May unemployment report: What it means for you

There’s no sugarcoating this report: it’s bad news for President Obama.
By JORDAN FABIAN and STEPHEN KEPPEL
Do bad Latino jobs numbers mean an opening for Mitt Romney ? Possibly.
While nearly every data point in the May jobs report was bleak, the news was even worse for Latino workers. Unemployment among Latinos spiked to 11 percent, up from 10.3 percent in April. That’s the highest Latino unemployment has been this year.
As The Fix points out, the trend in monthly jobs numbers will increasingly help shape the public perception of the economy in the summer months leading up to the party conventions.
If the May jobs report is an indicator that the labor market is beginning to take a downward dive, that could pose a significant political problem for President Obama. Republicans believe that could give their presidential nominee an opening with Latino voters that has proved to be elusive for months.
“I do think this is a tipping point for many reasons. People are now beginning to pay attention to the race. Romney just became the nominee, he’s just beginning to do outreach to different communities,” said Jennifer Korn, executive director of the conservative Hispanic Leadership Network.
“I think you will see it moving. Hispanics are paying attention to the economy, and that is their number one issue. If Romney can make his case, Obama is in danger of losing that wide margin he has,” added Korn, who led Latino outreach efforts for President Bush’s 2004 reelection campaign.
But the Romney campaign’s belief that the economy will trump immigration and allow them to bring more Latinos into the fold faces its own set of challenges.
The former Massachusetts governor still has not convinced Latino voters that his economic strategy of reducing taxes and regulation is preferable to Obama’s.
While Latino voters’ approval of Obama’s handling of the economy stands at 54 percent, 61 percent would vote for the president over Romney, according to a new NBC/Telemundo poll (conducted before the May jobs report). Thirty-four percent of Latino voters are confident that Obama has the right strategy and goals to fix the economy (with 36 percent saying they are “somewhat confident”). However, only 15 percent are confident in Romney’s strategy, with 36 percent somewhat confident and 40 percent saying they’re not confident.

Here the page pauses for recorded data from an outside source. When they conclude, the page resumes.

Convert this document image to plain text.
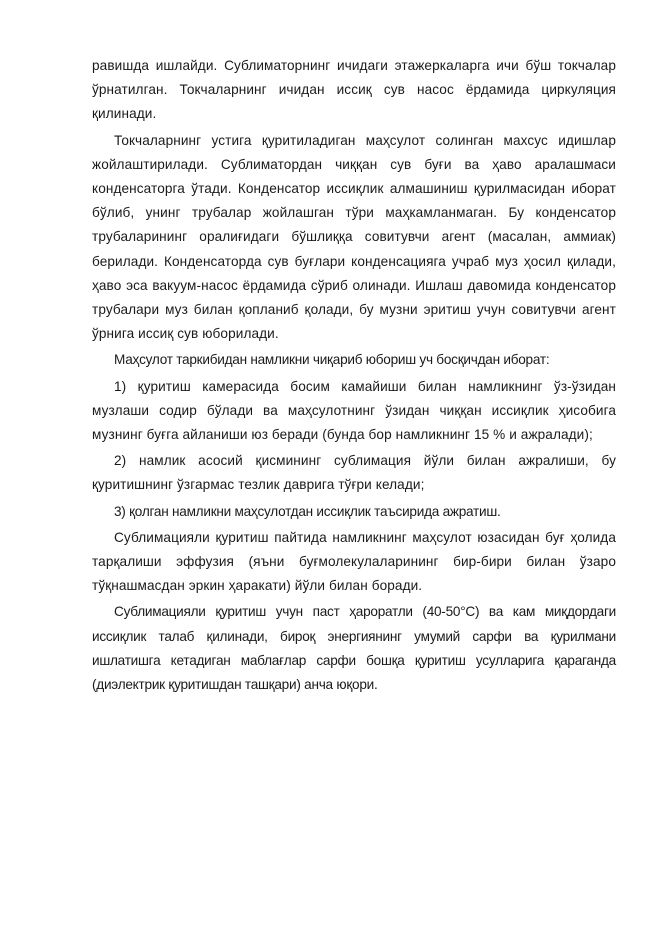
равишда ишлайди. Сублиматорнинг ичидаги этажеркаларга ичи бўш токчалар ўрнатилган. Токчаларнинг ичидан иссиқ сув насос ёрдамида циркуляция қилинади.

Токчаларнинг устига қуритиладиган маҳсулот солинган махсус идишлар жойлаштирилади. Сублиматордан чиққан сув буғи ва ҳаво аралашмаси конденсаторга ўтади. Конденсатор иссиқлик алмашиниш қурилмасидан иборат бўлиб, унинг трубалар жойлашган тўри маҳкамланмаган. Бу конденсатор трубаларининг оралиғидаги бўшлиққа совитувчи агент (масалан, аммиак) берилади. Конденсаторда сув буғлари конденсацияга учраб муз ҳосил қилади, ҳаво эса вакуум-насос ёрдамида сўриб олинади. Ишлаш давомида конденсатор трубалари муз билан қопланиб қолади, бу музни эритиш учун совитувчи агент ўрнига иссиқ сув юборилади.

Маҳсулот таркибидан намликни чиқариб юбориш уч босқичдан иборат:

1) қуритиш камерасида босим камайиши билан намликнинг ўз-ўзидан музлаши содир бўлади ва маҳсулотнинг ўзидан чиққан иссиқлик ҳисобига музнинг буғга айланиши юз беради (бунда бор намликнинг 15 % и ажралади);

2) намлик асосий қисмининг сублимация йўли билан ажралиши, бу қуритишнинг ўзгармас тезлик даврига тўғри келади;

3) қолган намликни маҳсулотдан иссиқлик таъсирида ажратиш.

Сублимацияли қуритиш пайтида намликнинг маҳсулот юзасидан буғ ҳолида тарқалиши эффузия (яъни буғмолекулаларининг бир-бири билан ўзаро тўқнашмасдан эркин ҳаракати) йўли билан боради.

Сублимацияли қуритиш учун паст ҳароратли (40-50°С) ва кам миқдордаги иссиқлик талаб қилинади, бироқ энергиянинг умумий сарфи ва қурилмани ишлатишга кетадиган маблағлар сарфи бошқа қуритиш усулларига қараганда (диэлектрик қуритишдан ташқари) анча юқори.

“[Latinos] have to believe that the other party offers a superior solution, which they don’t,” said Gary Segura, a principal at the pollster Latino Decisions. “No one today who thought the economy was bad thought it was good yesterday. I don’t see a lot of change for Latinos.”
While Romney’s team has been content to avoid speaking about immigration, the candidate will have to repair the trust deficit he faces on that issue in order to break through with Latinos. This is no easy task.
Romney will have a tough time gaining on Obama “as long as Obama changes the conversation to other things than the economy,” Segura said.
“I think because the economy is in the state that it’s in, Hispanics will still be voting with their pocketbooks,” said Korn. “That being said, Mitt Romney needs to get the Hispanic community to know who he is and where he is coming from and, yes, he will need to address the immigration issue.”
The one area where the jobs report could hurt Obama, Segura conceded, was in his ability to maintain enthusiasm levels among Latinos and motivate them to turn out at the polls.
If the economy continues to decline, Segura said, “it would depress the enthusiasm levels for people who are predisposed to vote for the president.”
A closer look at the numbers
This report highlights a clear trend: after a good first quarter, the U.S. economy is slowing steadily. The creation of an estimated 69,000 jobs in May is the lowest monthly total in a year.
The sluggish job growth in May appears to be part of a growing trend. Numbers from March and April were revised downward by a total of 49,000 jobs in the latest report. Government data also showed that the economy grew at a slower rate in the first three months of the year than originally estimated.
At 11 percent, the Latino unemployment rate is now 2.8 percentage points higher than the overall rate (during January-April it was on average 2.2 percentage points higher).
Source: US Bureau of Labor Statistics
The sharper rise in Latino joblessness can be explained by a strong increase in the size of the Latino labor force (+314,000 in May) and a decline in the number of construction jobs (-28,000), in which Latinos are overrepresented. Employment in construction has not changed much since reaching a low in January 2011. The government also shed 13,000 jobs in May.
Source: US Bureau of Labor Statistics
Latinos represent the fastest growing segment of the U.S. labor force and while they were hard hit by the recession thus far they have had a strong recovery. A backslide in the recovery for Latinos would spell doom for the U.S. economic recovery (not to mention President Obama’s hopes of reelection).
This was another poor report but scouring the data we did find one piece of good news. Manufacturing employment continued its growth trend in May (+12,000) following a similar change in April (+9,000). According to the U.S. Bureau of Labor Statistics, manufacturing employment has increased by 495,000 since its most recent low in January 2010.